Pour répondre à ce défi, Alex Soojung-Kim Pang a développé le projet « d’informatique contemplative« . Il ne s’agit pas d’un nouveau système technique, a-t-il précisé, par exemple, le « cloud » (l’informatique en nuage) : « l’informatique contemplative est quelque chose qu’on fait, une manière de penser et d’agir ».
« On accuse souvent le monde moderne de nous encourager à la distraction, mais en réalité, le problème a toujours existé, et des méthodes comme la méditation ont été mises en place en Asie il y a plus de 3000 ans pour faire face à ce problème de distraction. Des techniques comme la méditation peuvent-elles nous aider à gérer notre environnement informationnel contemporain ? »

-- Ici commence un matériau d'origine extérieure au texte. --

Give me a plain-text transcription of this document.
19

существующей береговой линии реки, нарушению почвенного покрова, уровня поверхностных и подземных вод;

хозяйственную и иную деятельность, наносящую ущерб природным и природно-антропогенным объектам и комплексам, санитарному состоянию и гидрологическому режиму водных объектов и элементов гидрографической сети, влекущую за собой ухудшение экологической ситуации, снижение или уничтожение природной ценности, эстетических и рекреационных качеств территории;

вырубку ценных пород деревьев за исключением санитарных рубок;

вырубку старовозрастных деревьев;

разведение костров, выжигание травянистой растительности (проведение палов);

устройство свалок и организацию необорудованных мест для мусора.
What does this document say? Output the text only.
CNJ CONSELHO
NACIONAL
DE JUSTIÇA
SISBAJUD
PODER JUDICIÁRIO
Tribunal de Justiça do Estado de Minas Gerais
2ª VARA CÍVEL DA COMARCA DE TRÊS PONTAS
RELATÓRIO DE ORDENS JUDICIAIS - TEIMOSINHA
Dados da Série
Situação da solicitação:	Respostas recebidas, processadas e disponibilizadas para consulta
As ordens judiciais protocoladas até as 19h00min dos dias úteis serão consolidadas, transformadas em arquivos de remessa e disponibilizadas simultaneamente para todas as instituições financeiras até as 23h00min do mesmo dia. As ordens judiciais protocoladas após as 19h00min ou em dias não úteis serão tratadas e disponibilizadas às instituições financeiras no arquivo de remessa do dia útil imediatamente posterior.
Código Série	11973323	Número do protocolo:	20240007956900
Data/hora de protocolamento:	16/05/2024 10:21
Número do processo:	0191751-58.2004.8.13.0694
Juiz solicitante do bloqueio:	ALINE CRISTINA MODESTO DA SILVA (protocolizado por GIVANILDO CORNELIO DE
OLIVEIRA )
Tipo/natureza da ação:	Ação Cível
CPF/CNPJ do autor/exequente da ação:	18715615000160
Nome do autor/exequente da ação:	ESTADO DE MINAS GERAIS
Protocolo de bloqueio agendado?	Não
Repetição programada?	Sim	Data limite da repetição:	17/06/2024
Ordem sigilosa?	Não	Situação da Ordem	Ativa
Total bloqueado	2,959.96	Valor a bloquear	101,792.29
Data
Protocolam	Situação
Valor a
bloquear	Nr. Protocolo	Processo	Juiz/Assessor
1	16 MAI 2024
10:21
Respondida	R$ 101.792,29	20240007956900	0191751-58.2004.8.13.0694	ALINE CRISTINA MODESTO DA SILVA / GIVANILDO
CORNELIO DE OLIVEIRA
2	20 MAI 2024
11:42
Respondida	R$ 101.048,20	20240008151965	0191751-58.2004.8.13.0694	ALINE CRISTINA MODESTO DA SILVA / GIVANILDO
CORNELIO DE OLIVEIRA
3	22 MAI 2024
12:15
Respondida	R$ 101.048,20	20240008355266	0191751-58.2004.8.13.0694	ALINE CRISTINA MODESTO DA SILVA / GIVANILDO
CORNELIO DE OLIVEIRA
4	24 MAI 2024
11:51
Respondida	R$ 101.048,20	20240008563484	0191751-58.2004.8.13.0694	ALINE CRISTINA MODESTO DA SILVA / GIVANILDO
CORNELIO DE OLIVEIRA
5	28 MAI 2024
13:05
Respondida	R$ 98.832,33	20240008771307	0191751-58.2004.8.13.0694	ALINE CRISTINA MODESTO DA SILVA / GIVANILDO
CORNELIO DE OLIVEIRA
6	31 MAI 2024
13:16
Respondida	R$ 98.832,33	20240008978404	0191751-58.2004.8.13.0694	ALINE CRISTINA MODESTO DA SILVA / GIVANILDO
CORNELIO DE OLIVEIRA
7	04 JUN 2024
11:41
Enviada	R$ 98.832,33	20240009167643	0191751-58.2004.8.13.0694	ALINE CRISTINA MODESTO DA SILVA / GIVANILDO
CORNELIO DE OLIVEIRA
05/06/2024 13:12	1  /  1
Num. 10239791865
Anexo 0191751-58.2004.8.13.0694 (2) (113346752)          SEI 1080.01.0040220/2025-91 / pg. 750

Pour Alex Soojung-Kim Pang, la méditation est une sorte d’auto-expérimentation extrêmement puissante. Elle est capable de nous procurer des informations sur notre psychologie qu’on ne peut pas obtenir avec des focus groupes par exemple. Un biographe du Bouddha raconte ainsi que celui-ci avait transformé son esprit en un laboratoire où effectuer des expériences. Selon de nombreuses recherches, ces pratiques contemplatives permettent de restaurer la mémoire ou l’attention, qui peuvent avoir été perdues à la suite de traumatismes, par exemple. On peut réorganiser l’esprit élargi grâce à l’auto-expérimentation méditative, et arriver à comprendre comment les technologies modifient la structure de notre esprit. On peut ainsi remarquer des phénomènes comme l’arrêt de la respiration lors de la consultation des e-mails, et y remédier. Le bricolage (« tinkering ») est un autre exemple d’une activité technique nous amenant à la contemplation. C’est au final une attitude assez zen. Lors d’une séance de bricolage, on remarque des détails techniques qui nous avaient échappés auparavant.
L’attitude méditative peut même nous permettre de découvrir certains préjugés concernant le fonctionnement de notre esprit et comment ces préconceptions peuvent affecter le développement de nos outils. Par exemple, croire que la rapidité est un signe d’intelligence. Unanimement rejetée par le monde de l’informatique, la lenteur est pourtant bien souvent signe de compétence : il n’existe pas de sport ou de jeu où la vitesse soit une fin en soi, celle-ci n’est qu’un moyen en vue d’accomplir son but. Dans un jeu vidéo, un bon joueur tape exactement sur la bonne touche, contrairement à un débutant, qui va multiplier les actions : le bon joueur est donc souvent plus lent et plus précis.
De la même manière, une respiration rapide est un réflexe inconscient, signe d’une perte de contrôle. Les méditants peuvent passer des années à ralentir leur respiration. Des systèmes comme Breathing Colors (présenté à Lift Experience) peuvent provoquer le même effet, et bien sûr la nouvelle génération d’interfaces cerveau-machine, comme les casques Epoc ou Neurosky (dont une démonstration figurait d’ailleurs également au Lift Experience via un jeu avec lequel il fallait garder son calme peuvent), par la technologie, encourager les états mentaux calmes et méditatifs.
Image : sur Lift Expérience, le casque du SFR Player qui vous invite à vous concentrer et rester calme pour faire bouger des cubes dans l’espace, photographié par Alex Soojung-Kim Pang.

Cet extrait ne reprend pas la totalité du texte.